The autotuner can set preferences that LinearSolve.jl will use for automatic algorithm selection:
using LinearSolveAutotune
# View current preferences (if any)
LinearSolveAutotune.show_current_preferences()
# Run autotune and set preferences
results = autotune_setup(set_preferences = true)
# Clear all autotune preferences
LinearSolveAutotune.clear_algorithm_preferences()
# Manually set custom preferences
custom_categories = Dict(
"Float64_0-128" => "RFLUFactorization",
"Float64_128-256" => "LUFactorization"
)
LinearSolveAutotune.set_algorithm_preferences(custom_categories)
Troubleshooting
Common Issues
Missing algorithms error
# If you get errors about missing algorithms: results = autotune_setup(skip_missing_algs = true)
GitHub authentication fails
- Ensure gh CLI is installed and authenticated:
gh auth status
- Or set a valid GitHub token:
ENV["GITHUB_TOKEN"] = "your_token"
- Results will be saved locally if authentication fails
- Ensure gh CLI is installed and authenticated:
Out of memory on large matrices
# Use smaller size categories results = autotune_setup(sizes = [:tiny, :small, :medium])
Benchmarks taking too long
# Reduce samples and time per benchmark results = autotune_setup(samples = 1, seconds = 0.1)
Summary
LinearSolveAutotune provides a comprehensive system for benchmarking and optimizing LinearSolve.jl performance on your specific hardware.
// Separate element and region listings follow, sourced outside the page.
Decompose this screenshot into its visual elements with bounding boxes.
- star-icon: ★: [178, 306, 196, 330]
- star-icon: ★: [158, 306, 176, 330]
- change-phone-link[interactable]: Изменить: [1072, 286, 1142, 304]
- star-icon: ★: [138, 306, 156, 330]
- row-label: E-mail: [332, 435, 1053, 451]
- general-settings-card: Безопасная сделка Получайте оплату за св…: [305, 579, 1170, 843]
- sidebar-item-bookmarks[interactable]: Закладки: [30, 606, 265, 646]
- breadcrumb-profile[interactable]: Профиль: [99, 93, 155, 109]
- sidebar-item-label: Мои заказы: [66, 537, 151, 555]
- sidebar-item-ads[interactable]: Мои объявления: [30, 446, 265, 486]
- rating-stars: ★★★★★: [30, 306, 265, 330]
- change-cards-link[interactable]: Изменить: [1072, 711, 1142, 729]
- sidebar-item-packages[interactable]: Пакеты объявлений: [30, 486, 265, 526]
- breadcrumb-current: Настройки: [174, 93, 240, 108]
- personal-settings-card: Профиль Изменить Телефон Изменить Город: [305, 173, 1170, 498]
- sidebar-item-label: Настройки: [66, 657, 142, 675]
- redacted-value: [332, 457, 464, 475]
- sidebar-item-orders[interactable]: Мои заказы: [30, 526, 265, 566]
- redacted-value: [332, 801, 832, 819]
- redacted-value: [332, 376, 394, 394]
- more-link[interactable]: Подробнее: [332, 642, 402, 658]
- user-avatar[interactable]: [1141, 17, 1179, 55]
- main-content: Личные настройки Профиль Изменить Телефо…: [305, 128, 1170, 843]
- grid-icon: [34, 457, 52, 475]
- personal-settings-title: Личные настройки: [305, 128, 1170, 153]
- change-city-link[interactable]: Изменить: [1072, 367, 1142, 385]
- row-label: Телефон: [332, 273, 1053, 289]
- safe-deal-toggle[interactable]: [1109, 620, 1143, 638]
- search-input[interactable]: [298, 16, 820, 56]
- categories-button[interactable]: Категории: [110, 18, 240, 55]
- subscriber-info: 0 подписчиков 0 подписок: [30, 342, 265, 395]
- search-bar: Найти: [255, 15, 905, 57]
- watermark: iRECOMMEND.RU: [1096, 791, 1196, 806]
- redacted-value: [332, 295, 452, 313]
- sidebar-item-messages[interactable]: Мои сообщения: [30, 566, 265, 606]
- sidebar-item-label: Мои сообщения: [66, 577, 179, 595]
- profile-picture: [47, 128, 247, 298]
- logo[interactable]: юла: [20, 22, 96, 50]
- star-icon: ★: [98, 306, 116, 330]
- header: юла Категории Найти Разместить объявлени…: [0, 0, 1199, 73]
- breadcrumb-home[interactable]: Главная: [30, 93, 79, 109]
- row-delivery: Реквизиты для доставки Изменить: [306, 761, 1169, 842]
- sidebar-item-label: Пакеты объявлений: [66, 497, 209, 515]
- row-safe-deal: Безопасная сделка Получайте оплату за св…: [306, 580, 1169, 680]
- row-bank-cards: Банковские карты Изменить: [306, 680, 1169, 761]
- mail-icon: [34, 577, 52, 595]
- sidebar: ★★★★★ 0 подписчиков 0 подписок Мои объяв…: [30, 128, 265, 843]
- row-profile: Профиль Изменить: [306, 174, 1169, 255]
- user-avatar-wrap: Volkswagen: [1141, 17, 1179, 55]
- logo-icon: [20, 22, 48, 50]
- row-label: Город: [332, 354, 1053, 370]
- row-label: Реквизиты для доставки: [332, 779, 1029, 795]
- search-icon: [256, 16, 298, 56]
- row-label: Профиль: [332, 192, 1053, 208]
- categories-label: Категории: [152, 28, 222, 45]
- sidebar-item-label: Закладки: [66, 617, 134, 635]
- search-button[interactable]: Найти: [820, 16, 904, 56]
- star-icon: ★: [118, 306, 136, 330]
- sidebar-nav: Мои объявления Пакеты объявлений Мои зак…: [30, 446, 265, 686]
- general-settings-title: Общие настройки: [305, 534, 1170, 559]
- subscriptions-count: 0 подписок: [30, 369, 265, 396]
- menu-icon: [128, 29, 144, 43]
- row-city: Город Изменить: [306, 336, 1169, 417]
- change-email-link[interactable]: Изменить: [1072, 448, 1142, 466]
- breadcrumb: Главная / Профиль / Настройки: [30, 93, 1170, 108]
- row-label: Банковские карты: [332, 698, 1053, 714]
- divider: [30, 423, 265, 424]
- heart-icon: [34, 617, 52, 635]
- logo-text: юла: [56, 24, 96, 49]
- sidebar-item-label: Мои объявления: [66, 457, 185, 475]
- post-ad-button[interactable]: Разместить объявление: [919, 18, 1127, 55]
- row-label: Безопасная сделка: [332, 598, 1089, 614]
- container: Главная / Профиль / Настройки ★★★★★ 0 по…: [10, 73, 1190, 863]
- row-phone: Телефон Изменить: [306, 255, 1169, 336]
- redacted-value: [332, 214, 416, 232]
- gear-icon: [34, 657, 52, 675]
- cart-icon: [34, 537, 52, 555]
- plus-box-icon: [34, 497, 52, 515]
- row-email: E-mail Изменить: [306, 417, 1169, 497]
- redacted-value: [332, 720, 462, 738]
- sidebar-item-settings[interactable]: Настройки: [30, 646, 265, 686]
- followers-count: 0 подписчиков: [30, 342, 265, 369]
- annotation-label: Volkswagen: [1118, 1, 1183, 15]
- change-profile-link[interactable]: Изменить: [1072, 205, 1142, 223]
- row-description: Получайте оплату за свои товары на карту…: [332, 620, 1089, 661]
Key features include:
- Flexible size categories from tiny to GPU-scale matrices
- Support for all standard numeric types
- Automatic GPU algorithm detection
- Community result sharing via GitHub
- Performance visualization
- Preference setting for automatic algorithm selection (in development)
By running autotune and optionally sharing your results, you help improve LinearSolve.jl's performance for everyone in the Julia community.